Wiceprezes stowarzyszenie Odbudowy Bydgoskiej Fontany ,,Potop” Józef Herold wystąpił z propozycją przeniesienia pomnika Łuczniczki z parku Kochanowskiego na Plac Teatralny. Do miejsca, gdzie pomnik gościł w latach 1910-1960.

 

Pomysł Herolda poparł między innymi prezes PZPN Zbigniew Boniek, który urodził się w Bydgoszczy i radna sejmiku Elżbieta Krzyżanowska. Prezydent Rafał Bruski zapowiedział, że pomysł przedstawi radnym w czasie sesji Rady Miasta Bydgoszczy.

 

Pojawiają się także negatywne opinie – W Bydgoszczy szerzy się moda na przenoszenie pomników. Zazwyczaj  bardzo niefortunna, nie mająca nic wspólnego z ugruntowaną tradycją. W taki sposób pomnik  przedwojennego bohaterskiego prezydenta miasta Leona Barciszewskiego zamiast na skwerku przed ratuszem został ustawiony na targowym Wełnianym Rynku. Najbardziej zasłużony dla miasta monarcha Polski Kazimierz III Wielki stoi tyłem do Starego Miasta, niebawem – na tle monstrualnego parkingu. A przecież mógłby wjeżdżać do   miłej sercu Bydgoszczy, np. przez Bramę Gdańską (od pl. Teatralnego) czy Bramę Poznańską (od Wełnianego Rynku). Lepiej nie wspominać o kłótniach wokół lokalizacji pomnika Walki i Męczeństwa będącego substytutem naturalnego miejsca kaźni bydgoszczan w miejscu nieistniejącej Zachodniej Pierzei Starego Rynku. Tylko patrzeć, jak ktoś wpadnie na pomysł, by „Przechodzącego przez rzekę” przenieść na  Wyspę Młyńską – czytamy w oświadczeniu Towarzystwa Miłośników Miasta Bydgoszczy w tej sprawie – Powrót „Łuczniczki” na plac Teatralny oznacza dziś zawracanie biegu Brdy przy pomocy kijka.
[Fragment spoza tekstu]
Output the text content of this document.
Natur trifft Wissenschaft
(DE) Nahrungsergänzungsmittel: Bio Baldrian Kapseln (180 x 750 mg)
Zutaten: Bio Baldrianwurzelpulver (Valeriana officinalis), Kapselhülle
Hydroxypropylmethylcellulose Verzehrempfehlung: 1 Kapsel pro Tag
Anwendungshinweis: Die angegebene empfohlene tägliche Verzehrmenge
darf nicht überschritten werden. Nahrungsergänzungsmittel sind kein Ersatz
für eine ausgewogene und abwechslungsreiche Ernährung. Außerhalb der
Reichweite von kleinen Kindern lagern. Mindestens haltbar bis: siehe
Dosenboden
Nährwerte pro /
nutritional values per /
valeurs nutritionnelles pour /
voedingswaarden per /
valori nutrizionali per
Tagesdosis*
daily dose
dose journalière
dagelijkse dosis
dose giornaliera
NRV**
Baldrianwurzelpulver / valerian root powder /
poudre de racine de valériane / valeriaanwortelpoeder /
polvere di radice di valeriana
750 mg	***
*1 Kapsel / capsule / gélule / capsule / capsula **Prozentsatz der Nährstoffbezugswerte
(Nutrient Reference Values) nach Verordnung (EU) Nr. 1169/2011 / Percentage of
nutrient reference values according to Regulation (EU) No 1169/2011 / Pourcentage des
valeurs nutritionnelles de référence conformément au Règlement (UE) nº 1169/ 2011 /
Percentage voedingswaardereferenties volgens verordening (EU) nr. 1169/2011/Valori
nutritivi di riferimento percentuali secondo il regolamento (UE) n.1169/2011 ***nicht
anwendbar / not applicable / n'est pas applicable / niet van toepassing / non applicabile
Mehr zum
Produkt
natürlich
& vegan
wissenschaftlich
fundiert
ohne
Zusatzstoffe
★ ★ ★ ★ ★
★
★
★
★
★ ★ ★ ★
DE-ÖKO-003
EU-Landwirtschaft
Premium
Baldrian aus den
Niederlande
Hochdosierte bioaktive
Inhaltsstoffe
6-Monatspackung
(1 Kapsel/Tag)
Plac Teatralny nie jest tym samym placem, na którym w 1910 roku postawiono pierwszy raz „Łuczniczkę”. Wtedy była ona fragmentem doskonale zakomponowanej całości z wyjątkowej  urody Teatrem Miejskim zaprojektowanym przez  znamienitego  architekta Heinricha Christiana Seelinga z Berlina, z mostem Staromiejskim  ozdobionym eleganckimi balustradami. Zdaje się też,  że wtedy „Łuczniczka” nieprzypadkowo stanęła przed Teatrem. Jak wieść niosła  modelką, która pozowała Lepckemu była młoda artystka czy też statystka z  bydgoskiego teatru.
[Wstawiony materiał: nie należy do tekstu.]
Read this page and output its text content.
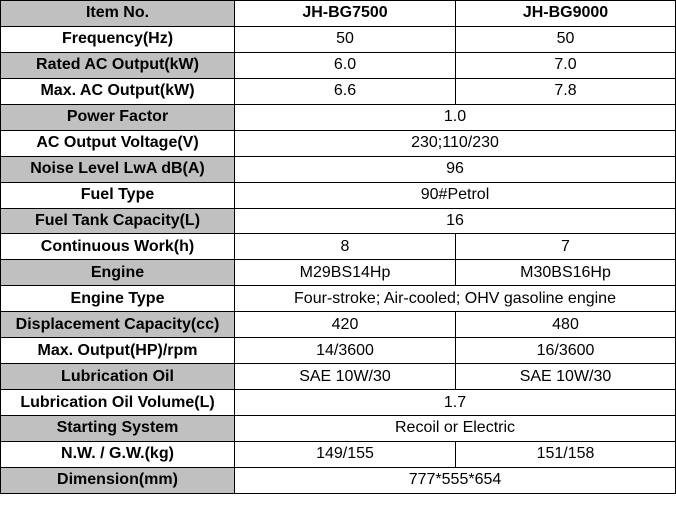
Item No.	JH-BG7500	JH-BG9000
Frequency(Hz)	50	50
Rated AC Output(kW)	6.0	7.0
Max. AC Output(kW)	6.6	7.8
Power Factor	1.0	
AC Output Voltage(V)	230;110/230	
Noise Level LwA dB(A)	96	
Fuel Type	90#Petrol	
Fuel Tank Capacity(L)	16	
Continuous Work(h)	8	7
Engine	M29BS14Hp	M30BS16Hp
Engine Type	Four-stroke; Air-cooled; OHV gasoline engine	
Displacement Capacity(cc)	420	480
Max. Output(HP)/rpm	14/3600	16/3600
Lubrication Oil	SAE 10W/30	SAE 10W/30
Lubrication Oil Volume(L)	1.7	
Starting System	Recoil or Electric	
N.W. / G.W.(kg)	149/155	151/158
Dimension(mm)	777*555*654	
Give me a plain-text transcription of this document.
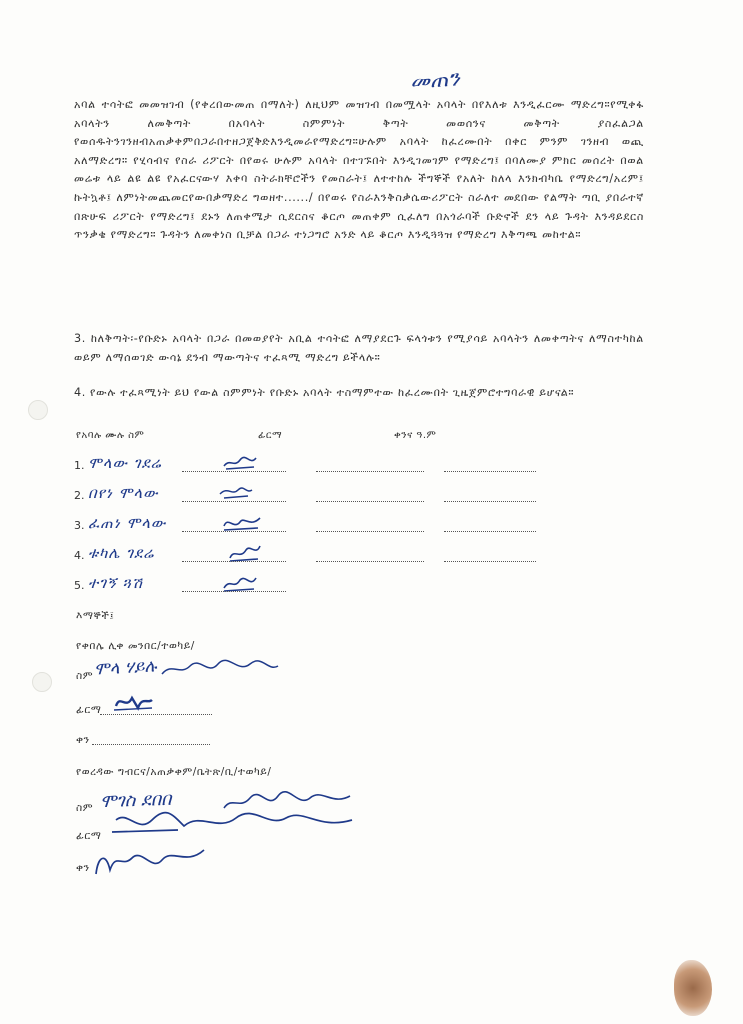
መጠን
አባል ተሳትፎ መመዝገብ (የቀረበውመጠ በማለት) ለዚህም መዝገብ በመሟላት አባላት በየእለቱ እንዲፈርሙ ማድረግ።የሚቀፋ አባላትን ለመቅጣት በአባላት ስምምነት ቅጣት መወሰንና መቅጣት ያስፈልጋል የወሰዱትንገንዘብአጠቃቀምበጋራበተዘጋጀቅድእንዲመራየማድረግ።ሁሉም አባላት ከፈረሙበት በቀር ምንም ገንዘብ ወጪ አለማድረግ። የሂሳብና የስራ ሪፖርት በየወሩ ሁሉም አባላት በተገኙበት እንዲገመገም የማድረግ፤ በባለሙያ ምክር መሰረት በወል መሬቱ ላይ ልዩ ልዩ የአፈርናውሃ እቀባ ስትራክቸሮችን የመስራት፤ ለተተከሉ ችግኞች የአለት ከለላ እንክብካቤ የማድረግ/አረም፤ ኩትኳቶ፤ ለምነትመጨመርየውበቃማድረ ግወዘተ....../ በየወሩ የስራእንቅስቃሴውሪፖርት ስራለተ መደበው የልማት ጣቢ ያበራተኛ በጽሁፍ ሪፖርት የማድረግ፤ ደኑን ለጠቀሜታ ሲደርስና ቆርጦ መጠቀም ሲፈለግ በአጎራባች ቡድኖች ደን ላይ ጉዳት እንዳይደርስ ጥንቃቄ የማድረግ። ጉዳትን ለመቀነስ ቢቻል በጋራ ተነጋግሮ አንድ ላይ ቆርጦ እንዲጓጓዝ የማድረግ እቅጣጫ መከተል።
3. ከለቅጣት፡-የቡድኑ አባላት በጋራ በመወያየት አቢል ተሳትፎ ለማያደርጉ ፍላጎቱን የሚያሳይ አባላትን ለመቀጣትና ለማስተካከል ወይም ለማሰወገድ ውሳኔ ደንብ ማውጣትና ተፈጻሚ ማድረግ ይችላሉ።
4. የውሉ ተፈጻሚነት ይህ የውል ስምምነት የቡድኑ አባላት ተስማምተው ከፈረሙበት ጊዜጀምሮተግባራዊ ይሆናል።
የአባሉ ሙሉ ስም	ፊርማ	ቀንና ዓ.ም
1. ሞላው ገደሬ
2. በየነ ሞላው
3. ፈጠነ ሞላው
4. ቱካሌ ገደሬ
5. ተገኝ ጓሽ
እማኞች፤
የቀበሌ ሊቀ መንበር/ተወካይ/
ስም ሞላ ሃይሉ
ፊርማ
ቀን
የወረዳው ግብርና/አጠቃቀም/ቤትጽ/ቢ/ተወካይ/
ስም ሞገስ ደበበ
ፊርማ
ቀን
Pomysł ten nie podoba się także autorowi wielu książek i dramatów,Jarosławowi Jakubowskiemu – Jeśli chcecie przenieść „Łuczniczkę” z Parku Kochanowskiego na plac Teatralny, to najpierw odbudujcie Teatr Miejski. W przeciwnym razie rzeźba-symbol Bydgoszczy będzie miała w tle pijalnię piwa i klepisko zwane parkingiem.